High mechanical quality factor (Q_m) is crucial in high-power applications of piezoelectric ceramics because it affects key performance parameters such as sensitivity, efficiency, and stability of devices. Acceptor doping has been the state-of-the-art approach to improve Q_m. In the past few decades, many previous research has focused on acceptor doping at the phase boundary to achieve high-performance piezoelectric ceramics. Here, we found that compared with the acceptor-doped phase boundary compositions, the acceptor-doped quadruple point composition can achieve significantly enhanced Q_m.
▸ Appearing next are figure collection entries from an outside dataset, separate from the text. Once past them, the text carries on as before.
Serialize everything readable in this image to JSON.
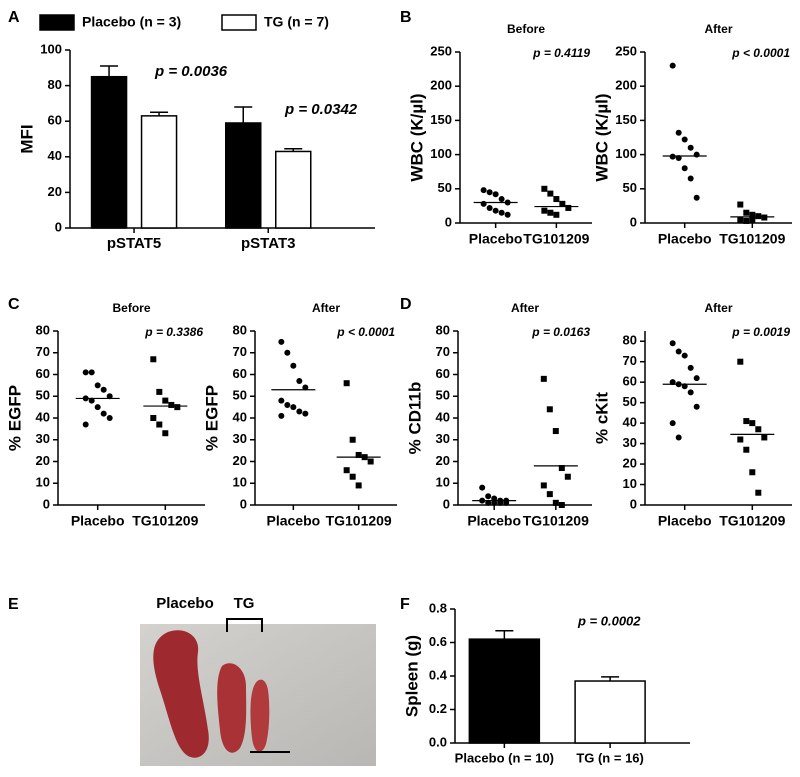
{
  "chart_data": [
    {
      "type": "bar",
      "label": "A",
      "ylabel": "MFI",
      "categories": [
        "pSTAT5",
        "pSTAT3"
      ],
      "series": [
        {
          "name": "Placebo (n = 3)",
          "color": "#000000",
          "values": [
            85,
            59
          ],
          "errors": [
            6,
            9
          ]
        },
        {
          "name": "TG (n = 7)",
          "color": "#ffffff",
          "values": [
            63,
            43
          ],
          "errors": [
            2,
            1.5
          ]
        }
      ],
      "ylim": [
        0,
        100
      ],
      "yticks": [
        0,
        20,
        40,
        60,
        80,
        100
      ],
      "annotations": [
        "p = 0.0036",
        "p = 0.0342"
      ]
    },
    {
      "type": "dot",
      "label": "B",
      "title": "Before",
      "ylabel": "WBC (K/µl)",
      "pvalue": "p = 0.4119",
      "categories": [
        "Placebo",
        "TG101209"
      ],
      "markers": [
        "circle",
        "square"
      ],
      "values": [
        [
          48,
          45,
          42,
          35,
          30,
          28,
          22,
          18,
          15,
          12
        ],
        [
          50,
          43,
          35,
          28,
          22,
          18,
          15,
          12
        ]
      ],
      "means": [
        30,
        24
      ],
      "ylim": [
        0,
        250
      ],
      "yticks": [
        0,
        50,
        100,
        150,
        200,
        250
      ]
    },
    {
      "type": "dot",
      "title": "After",
      "ylabel": "WBC (K/µl)",
      "pvalue": "p < 0.0001",
      "categories": [
        "Placebo",
        "TG101209"
      ],
      "markers": [
        "circle",
        "square"
      ],
      "values": [
        [
          230,
          132,
          122,
          110,
          100,
          97,
          95,
          80,
          65,
          37
        ],
        [
          27,
          15,
          12,
          10,
          8,
          5,
          3,
          5
        ]
      ],
      "means": [
        98,
        9
      ],
      "ylim": [
        0,
        250
      ],
      "yticks": [
        0,
        50,
        100,
        150,
        200,
        250
      ]
    },
    {
      "type": "dot",
      "label": "C",
      "title": "Before",
      "ylabel": "% EGFP",
      "pvalue": "p = 0.3386",
      "categories": [
        "Placebo",
        "TG101209"
      ],
      "markers": [
        "circle",
        "square"
      ],
      "values": [
        [
          61,
          61,
          55,
          53,
          50,
          49,
          48,
          45,
          42,
          40,
          37
        ],
        [
          67,
          52,
          48,
          46,
          45,
          40,
          37,
          33
        ]
      ],
      "means": [
        49,
        45.5
      ],
      "ylim": [
        0,
        80
      ],
      "yticks": [
        0,
        10,
        20,
        30,
        40,
        50,
        60,
        70,
        80
      ]
    },
    {
      "type": "dot",
      "title": "After",
      "ylabel": "% EGFP",
      "pvalue": "p < 0.0001",
      "categories": [
        "Placebo",
        "TG101209"
      ],
      "markers": [
        "circle",
        "square"
      ],
      "values": [
        [
          75,
          70,
          64,
          57,
          54,
          48,
          46,
          45,
          43,
          42,
          41
        ],
        [
          56,
          30,
          23,
          22,
          20,
          16,
          13,
          9
        ]
      ],
      "means": [
        53,
        22
      ],
      "ylim": [
        0,
        80
      ],
      "yticks": [
        0,
        10,
        20,
        30,
        40,
        50,
        60,
        70,
        80
      ]
    },
    {
      "type": "dot",
      "label": "D",
      "title": "After",
      "ylabel": "% CD11b",
      "pvalue": "p = 0.0163",
      "categories": [
        "Placebo",
        "TG101209"
      ],
      "markers": [
        "circle",
        "square"
      ],
      "values": [
        [
          8,
          4,
          3,
          2,
          2,
          2,
          1,
          1,
          1,
          1
        ],
        [
          58,
          44,
          34,
          17,
          13,
          9,
          5,
          1,
          0
        ]
      ],
      "means": [
        2,
        18
      ],
      "ylim": [
        0,
        80
      ],
      "yticks": [
        0,
        10,
        20,
        30,
        40,
        50,
        60,
        70,
        80
      ]
    },
    {
      "type": "dot",
      "title": "After",
      "ylabel": "% cKit",
      "pvalue": "p = 0.0019",
      "categories": [
        "Placebo",
        "TG101209"
      ],
      "markers": [
        "circle",
        "square"
      ],
      "values": [
        [
          79,
          75,
          73,
          67,
          62,
          60,
          59,
          58,
          55,
          48,
          40,
          33
        ],
        [
          70,
          41,
          40,
          37,
          33,
          32,
          27,
          16,
          6
        ]
      ],
      "means": [
        59,
        34.5
      ],
      "ylim": [
        0,
        85
      ],
      "yticks": [
        0,
        10,
        20,
        30,
        40,
        50,
        60,
        70,
        80
      ]
    },
    {
      "type": "bar",
      "label": "F",
      "ylabel": "Spleen (g)",
      "categories": [
        "Placebo (n = 10)",
        "TG (n = 16)"
      ],
      "series": [
        {
          "colors": [
            "#000000",
            "#ffffff"
          ],
          "values": [
            0.62,
            0.37
          ],
          "errors": [
            0.05,
            0.025
          ]
        }
      ],
      "ylim": [
        0,
        0.8
      ],
      "yticks": [
        {
          "value": 0,
          "label": "0.0"
        },
        0.2,
        0.4,
        0.6,
        0.8
      ],
      "annotations": [
        "p = 0.0002"
      ]
    }
  ],
  "photo": {
    "label": "E",
    "labels": [
      "Placebo",
      "TG"
    ]
  }
}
The optimal Q_m value is up to 1100, which is three times higher than the Q_m (approximately 254) obtained in the acceptor-doped phase boundary composition, and also higher than the Q_m obtained in the acceptor-doped single-phase region compositions. Piezoresponse force microscopy (PFM) characterization reveals that the pinning effect induced by defect dipoles is more pronounced in the acceptor-doped quadruple point composition compared with the acceptor-doped phase boundary composition, resulting in reduced domain mobility and enhanced Q_m. This work provides new insights into the design of lead-free and lead-based piezoelectric materials with high mechanical quality factors.